Um aliado invisível da saúde do solo
A importância do girassol vai muito além do valor gerado pela colheita. Trata-se de uma planta que recicla nutrientes e melhora a estrutura do solo, desempenhando um papel essencial em sistemas de rotação de culturas.
“A grande vantagem do girassol é a capacidade de reciclar nutrientes, principalmente o potássio. Ele busca o elemento em camadas mais profundas do solo e o traz de volta à superfície”, explica Godinho.
Essa função “faxineira” faz do girassol um supressor biológico natural de alguns patógenos e nematóides, melhorando a produtividade das safras seguintes. Além disso, sua tolerância a estresses hídricos e térmicos o torna ideal para áreas de menor fertilidade ou janelas de plantio tardias.
Segundo o pesquisador da Embrapa, em menos de duas décadas, o avanço genético está permitindo que a produtividade do girassol bata 3.000 kg/ha em condições de tempo e cultivo ideais.
Um óleo nobre e oportunidades de mercado
O óleo de girassol é o quarto mais consumido do mundo – atrás do óleo de palma, de soja e de canola – e considerado um produto nobre, com preço superior aos demais. No Brasil, porém, a produção ainda não atende à demanda interna, fazendo com que grande parte do óleo consumido venha importado da Argentina.
Esse cenário abre espaço para investimentos na produção local e no desenvolvimento de linhagens alto-oleicas, com teor de ácido oleico superior ao da própria oliva, ampliando o potencial para produtos premium, como o óleo extra virgem de girassol. “A gente já tem materiais genéticos com mais de 50% de óleo na matéria seca e qualidade comparável à do azeite”, destaca Godinho.

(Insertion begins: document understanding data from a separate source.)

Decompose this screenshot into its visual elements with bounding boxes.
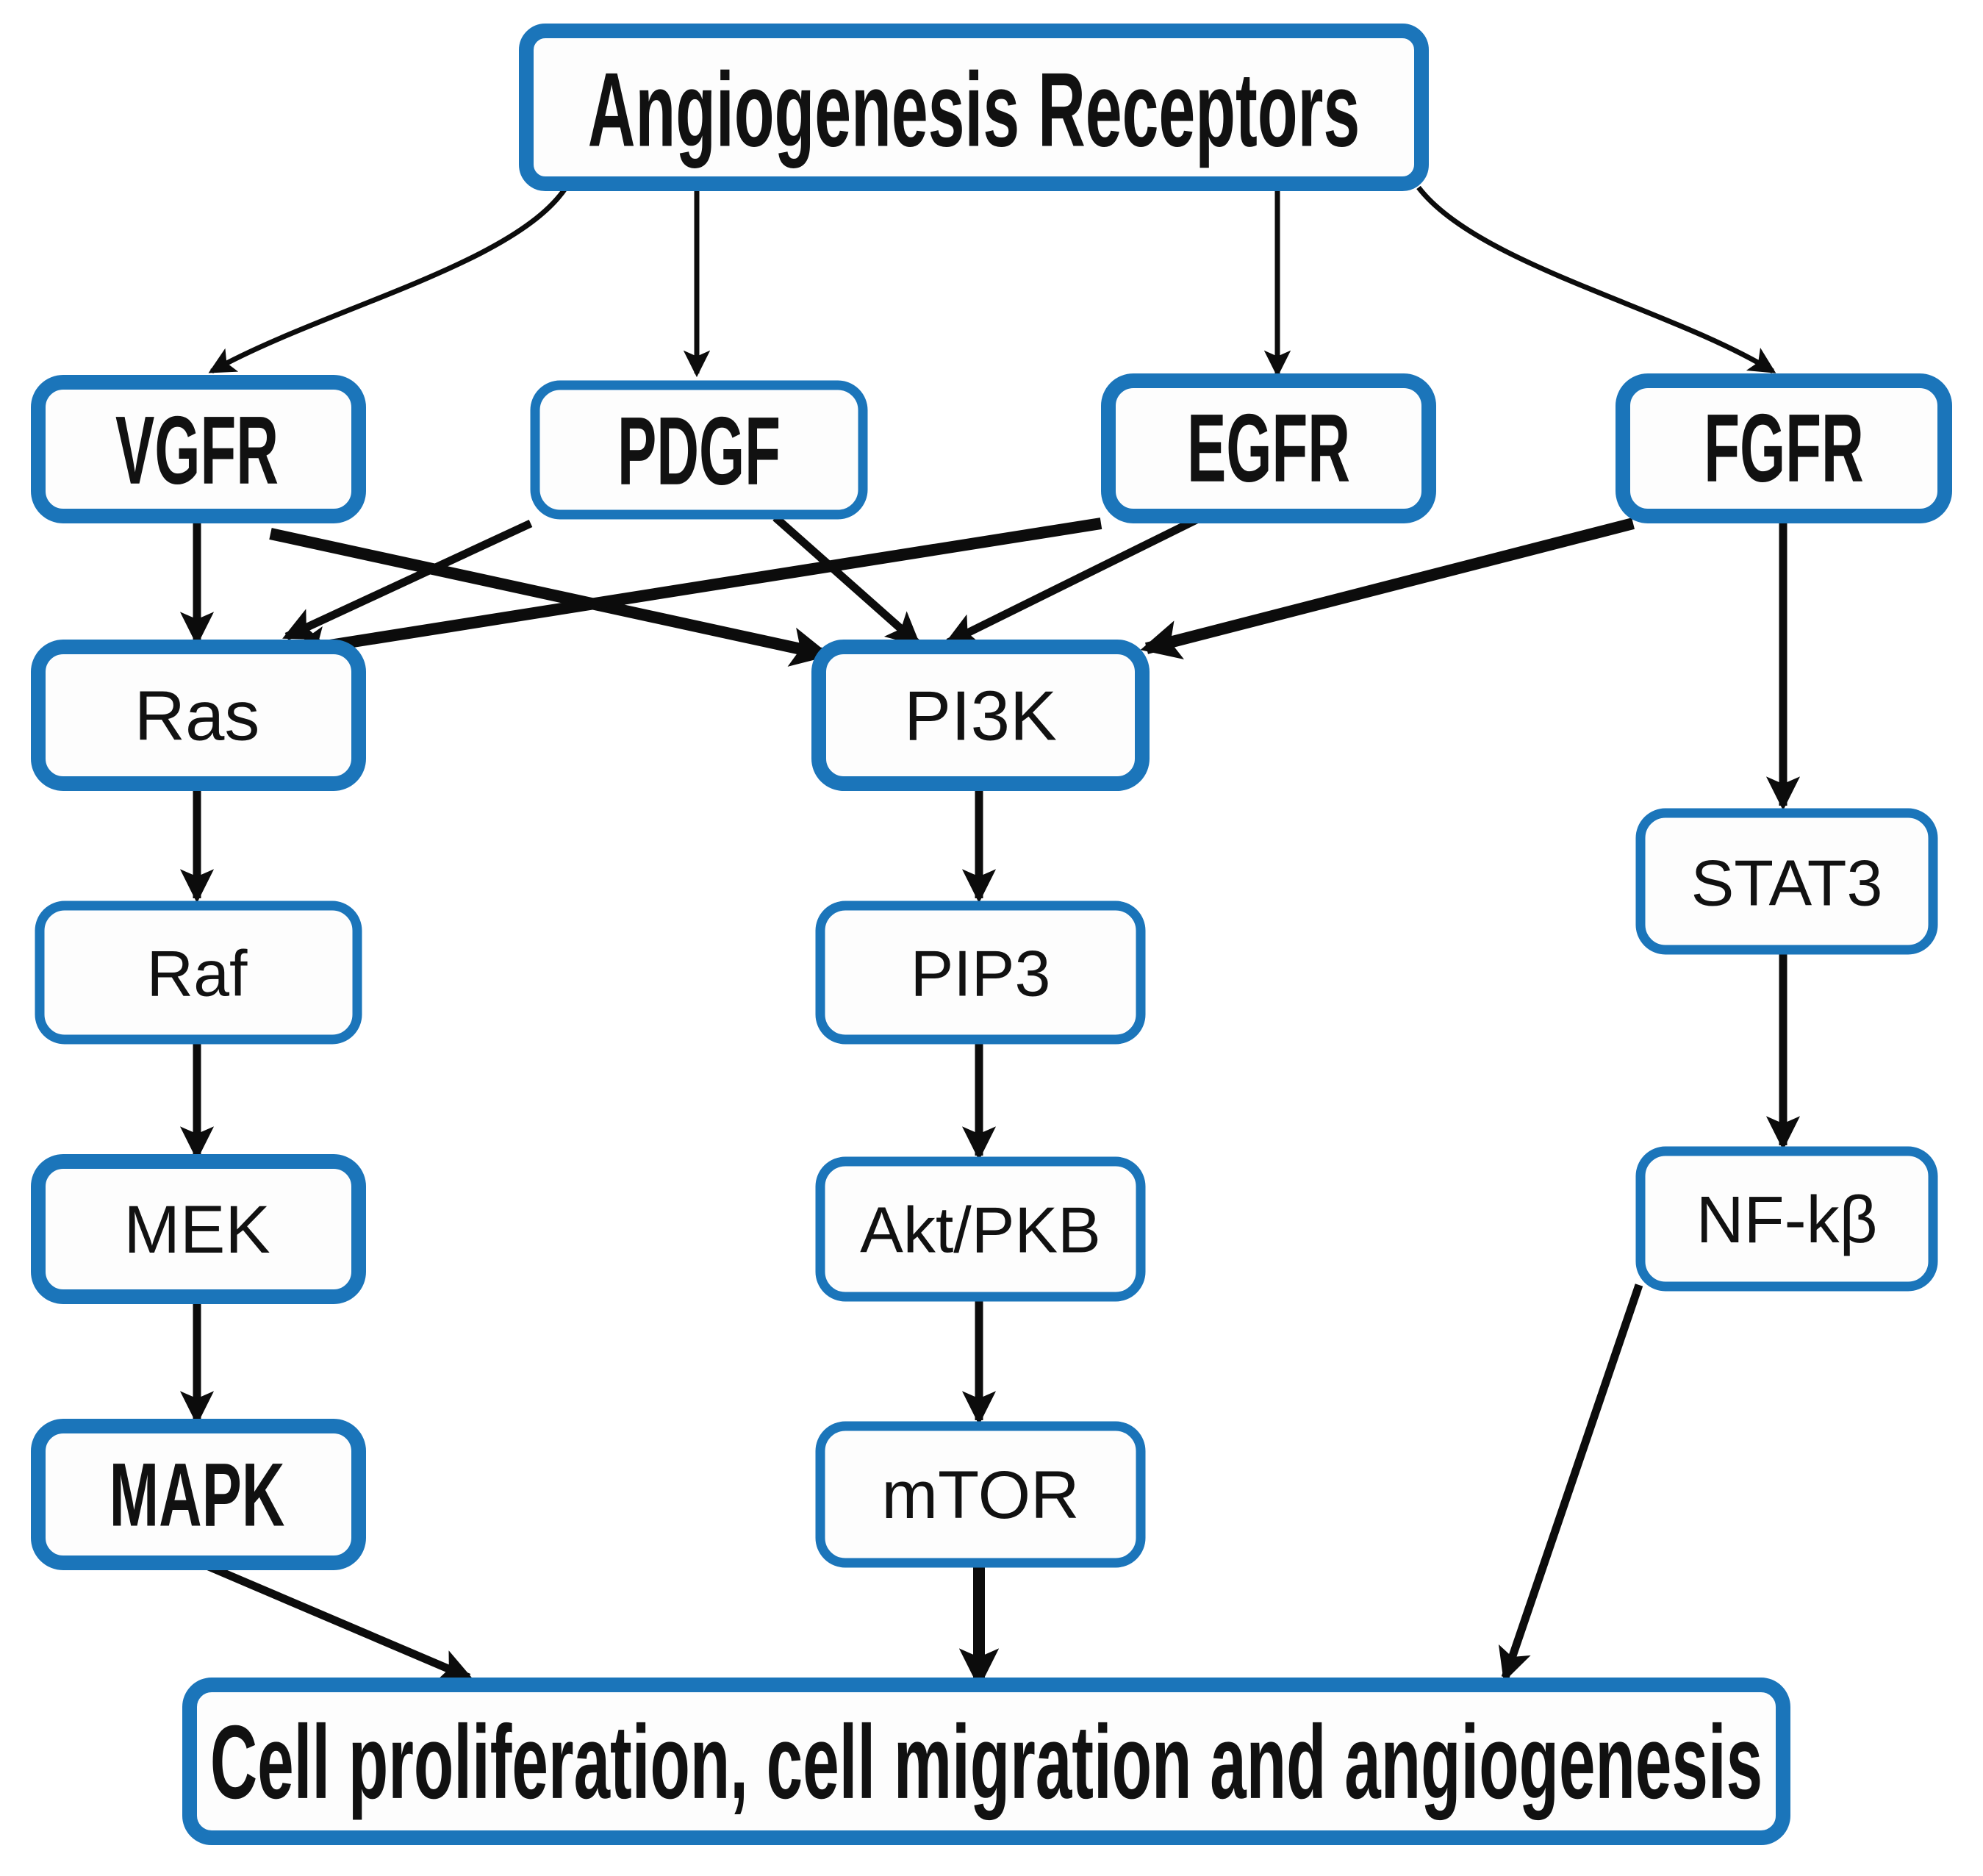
node-fgfr[interactable]: FGFR bbox=[1623, 381, 1945, 516]
node-label-fgfr: FGFR bbox=[1704, 394, 1863, 503]
node-pi3k[interactable]: PI3K bbox=[819, 647, 1142, 784]
node-label-pdgf: PDGF bbox=[617, 397, 781, 506]
node-label-raf: Raf bbox=[147, 937, 248, 1010]
node-raf[interactable]: Raf bbox=[40, 906, 357, 1039]
edge-nfkb-to-outcome bbox=[1505, 1285, 1639, 1678]
node-pdgf[interactable]: PDGF bbox=[535, 385, 863, 515]
node-label-mek: MEK bbox=[123, 1192, 270, 1267]
node-vgfr[interactable]: VGFR bbox=[38, 382, 359, 516]
node-mek[interactable]: MEK bbox=[38, 1161, 359, 1297]
node-label-mtor: mTOR bbox=[881, 1458, 1079, 1533]
node-ras[interactable]: Ras bbox=[38, 647, 359, 784]
node-label-nf-kb: NF-kβ bbox=[1696, 1184, 1878, 1257]
node-label-vgfr: VGFR bbox=[115, 396, 279, 505]
node-outcome[interactable]: Cell proliferation, cell migration and a… bbox=[190, 1685, 1783, 1838]
node-stat3[interactable]: STAT3 bbox=[1640, 813, 1933, 950]
node-label-outcome: Cell proliferation, cell migration and a… bbox=[210, 1705, 1763, 1821]
node-egfr[interactable]: EGFR bbox=[1108, 381, 1429, 516]
node-mapk[interactable]: MAPK bbox=[38, 1426, 359, 1563]
node-mtor[interactable]: mTOR bbox=[820, 1426, 1141, 1563]
node-pip3[interactable]: PIP3 bbox=[820, 906, 1141, 1039]
node-label-pi3k: PI3K bbox=[904, 677, 1057, 756]
node-label-akt-pkb: Akt/PKB bbox=[860, 1194, 1101, 1267]
node-label-mapk: MAPK bbox=[110, 1445, 285, 1546]
node-label-egfr: EGFR bbox=[1187, 394, 1350, 503]
edge-fgfr-to-pi3k bbox=[1147, 523, 1633, 648]
edge-receptors-to-fgfr bbox=[1419, 187, 1773, 371]
edge-mapk-to-outcome bbox=[200, 1563, 469, 1678]
node-akt-pkb[interactable]: Akt/PKB bbox=[820, 1161, 1141, 1297]
pathway-diagram: Angiogenesis Receptors VGFR PDGF EGFR FG… bbox=[0, 0, 1983, 1876]
node-label-stat3: STAT3 bbox=[1691, 847, 1883, 920]
node-label-angiogenesis-receptors: Angiogenesis Receptors bbox=[588, 51, 1360, 169]
node-nf-kb[interactable]: NF-kβ bbox=[1640, 1151, 1933, 1286]
pathway-canvas: Angiogenesis Receptors VGFR PDGF EGFR FG… bbox=[0, 0, 1983, 1876]
edge-receptors-to-vgfr bbox=[212, 187, 566, 371]
node-angiogenesis-receptors[interactable]: Angiogenesis Receptors bbox=[526, 31, 1421, 184]
node-label-pip3: PIP3 bbox=[911, 937, 1051, 1010]
edge-pdgf-to-pi3k bbox=[775, 518, 917, 643]
node-label-ras: Ras bbox=[135, 677, 260, 756]
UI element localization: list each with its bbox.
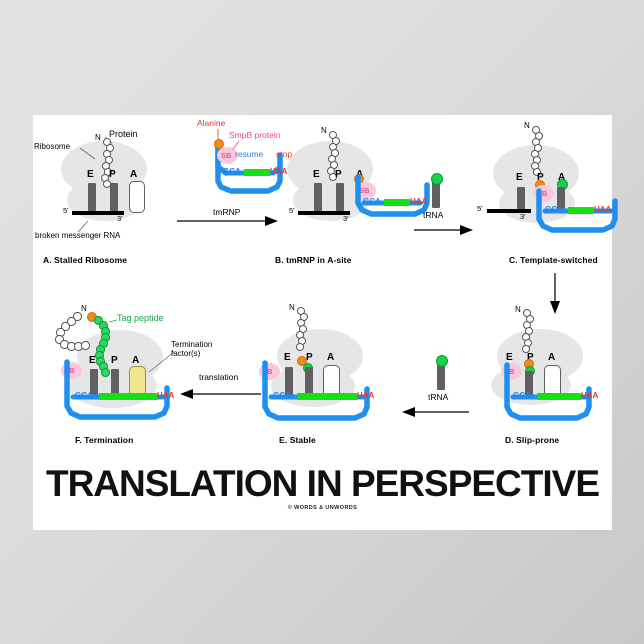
uaa-codon-label: UAA bbox=[594, 205, 611, 214]
three-prime-label: 3' bbox=[117, 214, 123, 223]
tmrnp-molecule bbox=[251, 305, 411, 440]
gca-codon-label: GCA bbox=[513, 391, 531, 400]
arrow-d-to-e-label: tRNA bbox=[428, 392, 448, 402]
poster-background: Ribosome Protein N broken messenger RNA … bbox=[0, 0, 644, 644]
panel-c-template-switched: N E P A SB 5' 3' GCA UAA C. Template-swi… bbox=[471, 115, 641, 260]
panel-c-label: C. Template-switched bbox=[509, 255, 598, 265]
gca-codon-label: GCA bbox=[273, 391, 291, 400]
alanine-label: Alanine bbox=[197, 118, 225, 128]
tag-orf-bar bbox=[537, 393, 581, 400]
panel-d-slip-prone: N E P A SB GCA UAA D. Slip-prone bbox=[473, 305, 633, 440]
tag-orf-bar bbox=[568, 207, 594, 214]
ribosome-label: Ribosome bbox=[34, 142, 70, 151]
five-prime-label: 5' bbox=[63, 206, 69, 215]
panel-b-label: B. tmRNP in A-site bbox=[275, 255, 351, 265]
n-terminus-label: N bbox=[95, 133, 101, 142]
gca-codon-label: GCA bbox=[363, 197, 381, 206]
panel-a-label: A. Stalled Ribosome bbox=[43, 255, 127, 265]
panel-e-label: E. Stable bbox=[279, 435, 316, 445]
a-site-empty bbox=[129, 181, 145, 213]
poster-sheet: Ribosome Protein N broken messenger RNA … bbox=[33, 115, 612, 530]
arrow-a-to-b-label: tmRNP bbox=[213, 207, 240, 217]
broken-mrna-label: broken messenger RNA bbox=[35, 231, 120, 240]
gca-codon-label: GCA bbox=[545, 205, 563, 214]
uaa-codon-label: UAA bbox=[581, 391, 598, 400]
panel-e-stable: N E P A SB GCA UAA E. Stable bbox=[251, 305, 411, 440]
trna-p-site bbox=[110, 183, 118, 211]
trna-e-site bbox=[88, 183, 96, 211]
tmrnp-molecule bbox=[473, 305, 633, 440]
ribosome-site-a: A bbox=[130, 169, 137, 180]
panel-f-termination: N Tag peptide Termination factor(s) E P bbox=[41, 300, 226, 440]
tag-orf-bar bbox=[99, 393, 157, 400]
arrow-b-to-c-label: tRNA bbox=[423, 210, 443, 220]
protein-label: Protein bbox=[109, 129, 138, 139]
resume-codon-label: resume bbox=[235, 149, 263, 159]
gca-codon-label: GCA bbox=[223, 167, 241, 176]
ribosome-site-e: E bbox=[87, 169, 94, 180]
page-title: TRANSLATION IN PERSPECTIVE bbox=[33, 463, 612, 505]
trna-icon-aminoacyl-dot bbox=[431, 173, 443, 185]
ribosome-site-p: P bbox=[109, 169, 116, 180]
copyright-notice: © WORDS & UNWORDS bbox=[33, 505, 612, 511]
tmrnp-molecule bbox=[41, 300, 226, 440]
trna-icon-aminoacyl-dot bbox=[436, 355, 448, 367]
panel-d-label: D. Slip-prone bbox=[505, 435, 559, 445]
uaa-codon-label: UAA bbox=[157, 391, 174, 400]
uaa-codon-label: UAA bbox=[357, 391, 374, 400]
gca-codon-label: GCA bbox=[75, 391, 93, 400]
panel-f-label: F. Termination bbox=[75, 435, 133, 445]
tmrnp-molecule bbox=[471, 115, 641, 260]
tag-orf-bar bbox=[297, 393, 357, 400]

Por sua nobreza e preço elevado, o óleo de girassol não é viável para biodiesel, sendo mais vantajoso destiná-lo à indústria alimentícia e farmacêutica.
Além do óleo: mel, turismo e biodiversidade
Além do óleo e do farelo, o girassol gera receitas secundárias expressivas. Ele se apresenta como uma das melhores fontes para a apicultura, produzindo um mel de qualidade excepcional, com aroma e sabor marcantes.
A beleza plástica das lavouras em flor também impulsiona o agroturismo, atraindo visitantes em busca de paisagens fotogênicas e experiências rurais.
Desafios fitossanitários, logísticos e de competitividade
Apesar do potencial, o girassol enfrenta desafios importantes. O Mofo Branco (Sclerotinia sclerotiorum) é uma das principais doenças que limitam a expansão da cultura em regiões de maior altitude e clima mais ameno.“A severidade do mofo branco pode ser devastadora. Em alguns casos, o produtor colhe mais escleródios do que grãos de girassol”, alerta o pesquisador.
Outro obstáculo à expansão do cultivo está na logística. Por ser um grão leve, o frete é caro: enquanto um caminhão transporta 40 toneladas de soja, leva apenas 20 a 25 de girassol. Isso restringe o cultivo a áreas próximas às indústrias esmagadoras, hoje concentradas em Goiás.
A competição com culturas de maior liquidez, como milho, algodão e gergelim, também reduz o interesse de produtores. Essas commodities oferecem retorno mais rápido e cadeias de comercialização consolidadas.
O futuro: um refúgio agronômico
Mesmo diante das limitações, Vicente Godinho vê na planta um papel cada vez mais estratégico. “O futuro do girassol não é só competir com o milho ou o algodão, mas se firmar como um refúgio agronômico, como uma cultura segura para áreas de maior restrição climática ou de solo”, resume o pesquisador da Embrapa.
Nessas áreas, o girassol cumpre uma função dupla: preserva a sustentabilidade da lavoura e mantém a renda do produtor, consolidando-se como uma cultura de equilíbrio entre produtividade e conservação.